The general autonomic projections may help to regulate tearing within the context of ambient temperature, serum osmolarity, hormonal levels, and sleep. The hypothalamic limbic projections may be part of a pathway for emotional tearing. Noradrenergic and serotonergic projections to the SSN from noradrenergic cell groups (A1 and A5) and the raphe nuclei, respectively, are similar to the innervation of motor ³⁹ and other brain stem preganglionic parasympathetic ⁴⁰ cell groups.
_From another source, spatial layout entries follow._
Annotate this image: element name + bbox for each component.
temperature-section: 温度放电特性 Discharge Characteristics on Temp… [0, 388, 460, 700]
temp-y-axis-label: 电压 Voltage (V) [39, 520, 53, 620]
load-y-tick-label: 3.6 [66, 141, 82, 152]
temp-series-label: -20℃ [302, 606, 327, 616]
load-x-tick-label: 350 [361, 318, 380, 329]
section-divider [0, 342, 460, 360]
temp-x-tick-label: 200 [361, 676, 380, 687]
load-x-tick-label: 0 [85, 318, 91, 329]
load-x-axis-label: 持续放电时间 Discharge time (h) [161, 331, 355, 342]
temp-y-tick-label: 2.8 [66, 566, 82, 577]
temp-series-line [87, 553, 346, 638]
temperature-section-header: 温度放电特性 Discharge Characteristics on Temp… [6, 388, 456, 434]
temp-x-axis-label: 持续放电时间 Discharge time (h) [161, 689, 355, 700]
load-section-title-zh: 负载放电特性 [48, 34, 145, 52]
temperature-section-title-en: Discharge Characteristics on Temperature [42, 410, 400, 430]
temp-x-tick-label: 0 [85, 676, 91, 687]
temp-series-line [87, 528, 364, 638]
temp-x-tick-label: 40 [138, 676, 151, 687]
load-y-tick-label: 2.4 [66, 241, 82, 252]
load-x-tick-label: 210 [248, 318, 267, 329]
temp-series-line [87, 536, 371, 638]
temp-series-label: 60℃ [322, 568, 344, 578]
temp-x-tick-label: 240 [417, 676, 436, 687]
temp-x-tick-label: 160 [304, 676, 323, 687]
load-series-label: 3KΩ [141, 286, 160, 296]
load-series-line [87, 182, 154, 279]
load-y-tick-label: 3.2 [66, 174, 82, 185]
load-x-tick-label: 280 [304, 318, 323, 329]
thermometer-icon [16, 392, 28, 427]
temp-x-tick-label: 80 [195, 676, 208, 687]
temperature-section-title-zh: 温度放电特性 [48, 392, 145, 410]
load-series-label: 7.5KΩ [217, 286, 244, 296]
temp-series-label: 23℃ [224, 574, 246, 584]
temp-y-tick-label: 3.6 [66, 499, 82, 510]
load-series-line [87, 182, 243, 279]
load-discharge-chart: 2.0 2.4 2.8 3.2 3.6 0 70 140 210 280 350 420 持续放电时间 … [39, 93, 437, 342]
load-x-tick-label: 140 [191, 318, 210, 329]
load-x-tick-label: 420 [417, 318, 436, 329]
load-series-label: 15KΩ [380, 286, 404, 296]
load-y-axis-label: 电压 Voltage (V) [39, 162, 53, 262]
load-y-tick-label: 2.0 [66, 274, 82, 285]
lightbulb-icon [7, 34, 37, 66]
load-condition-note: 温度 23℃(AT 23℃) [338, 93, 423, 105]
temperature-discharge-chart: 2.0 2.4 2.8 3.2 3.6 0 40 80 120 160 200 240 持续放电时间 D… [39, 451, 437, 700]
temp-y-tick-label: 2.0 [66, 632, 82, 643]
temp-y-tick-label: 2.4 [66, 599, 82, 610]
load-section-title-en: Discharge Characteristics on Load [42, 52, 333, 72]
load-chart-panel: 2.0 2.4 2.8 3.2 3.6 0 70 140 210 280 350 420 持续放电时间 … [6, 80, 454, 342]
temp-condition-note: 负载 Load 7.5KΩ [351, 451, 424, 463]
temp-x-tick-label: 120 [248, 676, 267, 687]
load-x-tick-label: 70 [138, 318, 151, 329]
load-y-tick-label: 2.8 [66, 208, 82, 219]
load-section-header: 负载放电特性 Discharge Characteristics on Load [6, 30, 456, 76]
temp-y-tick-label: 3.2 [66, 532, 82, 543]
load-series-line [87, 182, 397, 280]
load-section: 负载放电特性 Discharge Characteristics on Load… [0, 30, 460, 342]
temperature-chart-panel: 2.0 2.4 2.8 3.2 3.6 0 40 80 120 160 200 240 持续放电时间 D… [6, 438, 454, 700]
These noradrenergic and serotonergic projections may modulate the excitability of preganglionic parasympathetic neurons according to mood, acute and chronic stressors, and sleep. ^{41 42 43}  

In summary, we have shown that rat meibomian glands are innervated by ganglion cells in the PPG. Parasympathetic preganglionics that project to meibomian gland-innervating PPG ganglion cells are cholinergic and are concentrated in the ventral half of the SSN around the lateral and dorsal surfaces of the SO and immediately rostral, dorsal, and lateral to the rostral-most portion of the facial motor nucleus. These parasympathetic preganglionic neurons are intermingled with A5 noradrenergic neurons, so that the ventral SSN is not spatially distinct from the A5 noradrenergic cell group. The neural regulation of meibomian gland function provides a potentially rich therapeutic target for treatment of those dry-eye conditions associated with adequate aqueous tear production.